Advocate Jones added: “I’m delighted to have been involved in helping to bring these changes to fruition and look forward to continuing to work to maintain and improve the island’s reputation in the restructuring and insolvency field. It is increasingly important for Guernsey, as a jurisdiction, to demonstrate that it is capable and forward thinking in this area as levels of distress in certain markets increase.”

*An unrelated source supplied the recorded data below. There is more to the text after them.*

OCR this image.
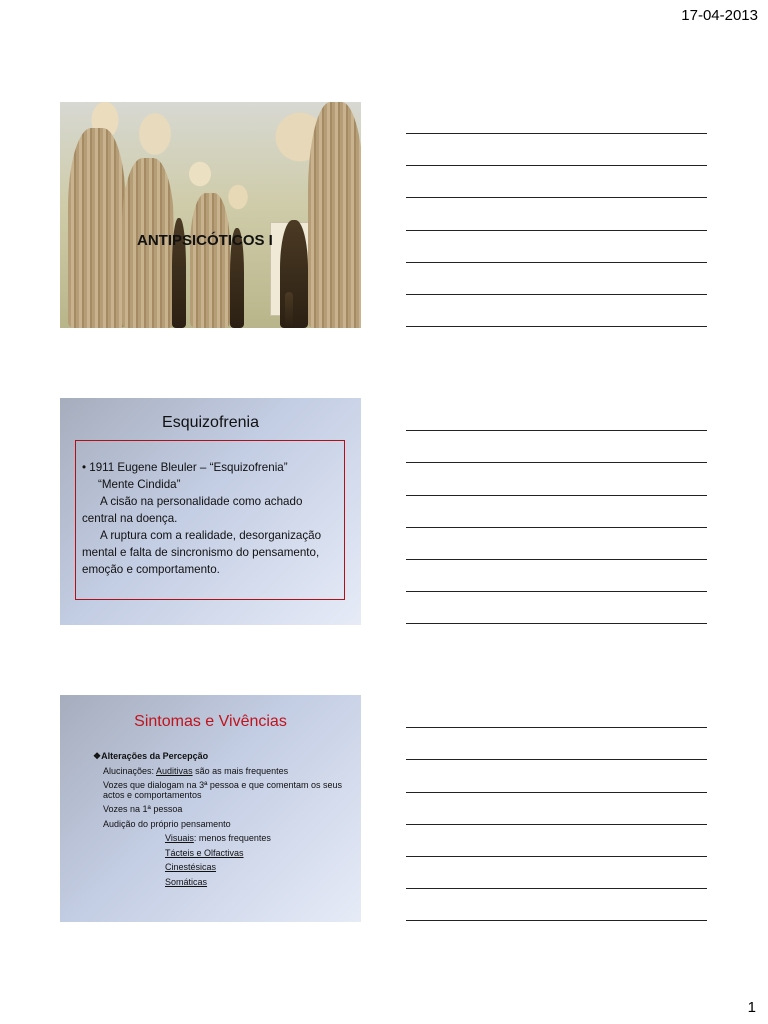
17-04-2013
ANTIPSICÓTICOS I
Esquizofrenia

• 1911 Eugene Bleuler – “Esquizofrenia”

“Mente Cindida”

A cisão na personalidade como achado central na doença.

A ruptura com a realidade, desorganização mental e falta de sincronismo do pensamento, emoção e comportamento.

Sintomas e Vivências
❖Alterações da Percepção
Alucinações: Auditivas são as mais frequentes
Vozes que dialogam na 3ª pessoa e que comentam os seus actos e comportamentos
Vozes na 1ª pessoa
Audição do próprio pensamento
Visuais: menos frequentes
Tácteis e Olfactivas
Cinestésicas
Somáticas
1
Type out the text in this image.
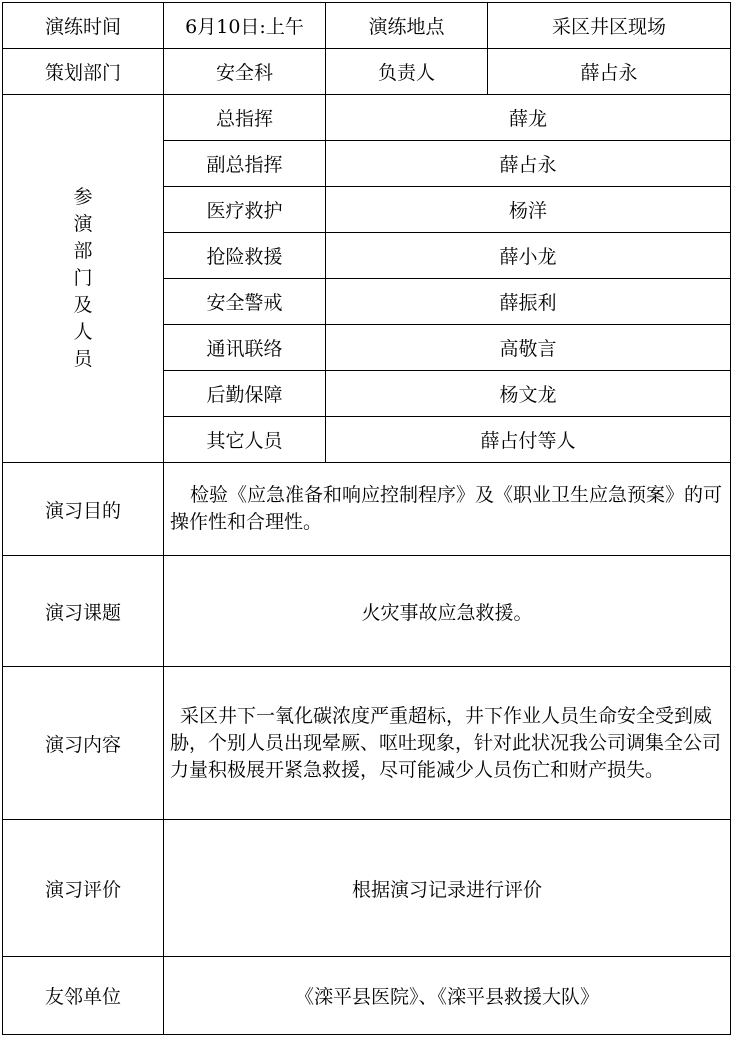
演练时间	6月10日:上午	演练地点	采区井区现场
策划部门	安全科	负责人	薛占永
参演部门及人员	总指挥	薛龙	
	副总指挥	薛占永	
	医疗救护	杨洋	
	抢险救援	薛小龙	
	安全警戒	薛振利	
	通讯联络	高敬言	
	后勤保障	杨文龙	
	其它人员	薛占付等人	
演习目的	检验《应急准备和响应控制程序》及《职业卫生应急预案》的可操作性和合理性。		

演习课题	火灾事故应急救援。		
演习内容	采区井下一氧化碳浓度严重超标，井下作业人员生命安全受到威胁，个别人员出现晕厥、呕吐现象，针对此状况我公司调集全公司力量积极展开紧急救援，尽可能减少人员伤亡和财产损失。		

演习评价	根据演习记录进行评价		
友邻单位	《滦平县医院》、《滦平县救援大队》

In summary, the changes to the law provide that:
If it likely to assist the achievement of any purpose for which the administration order was made an administrator will be able to make distributions to secured creditors and those with a preferred debt under the 1983 Preferred Debts (Guernsey) Law;
A company may be dissolved on a specified date, following the discharge of an administration order, where it appears to the Court that a company has no assets that might permit a distribution to creditors;
There will be an initial meeting of creditors within one month of the date of an administration order (or such other time as the Court sees fit);
Where it is proposed to wind up a company voluntarily, the board of directors may make a declaration of solvency, stating the company satisfies the solvency test – if they do not make such a declaration, the company may not appoint a liquidator that is not independent;
Liquidators will have a positive duty to report delinquent directors to the Companies Registry and the Guernsey Financial Services Commission;
Liquidators and Administrators may require a statement of affairs from officers of the company (or others named in s387(3) of the Companies Law);
Liquidators will have enhanced powers to apply to Court for the production of documents from company officers and to apply to the Court for public examination of those who have been officers of the Company;
With the permission of the Court liquidators may now, by giving notice, disclaim onerous property; and
New provisions also appear in relation to transactions at an undervalue and extortionate credit transactions.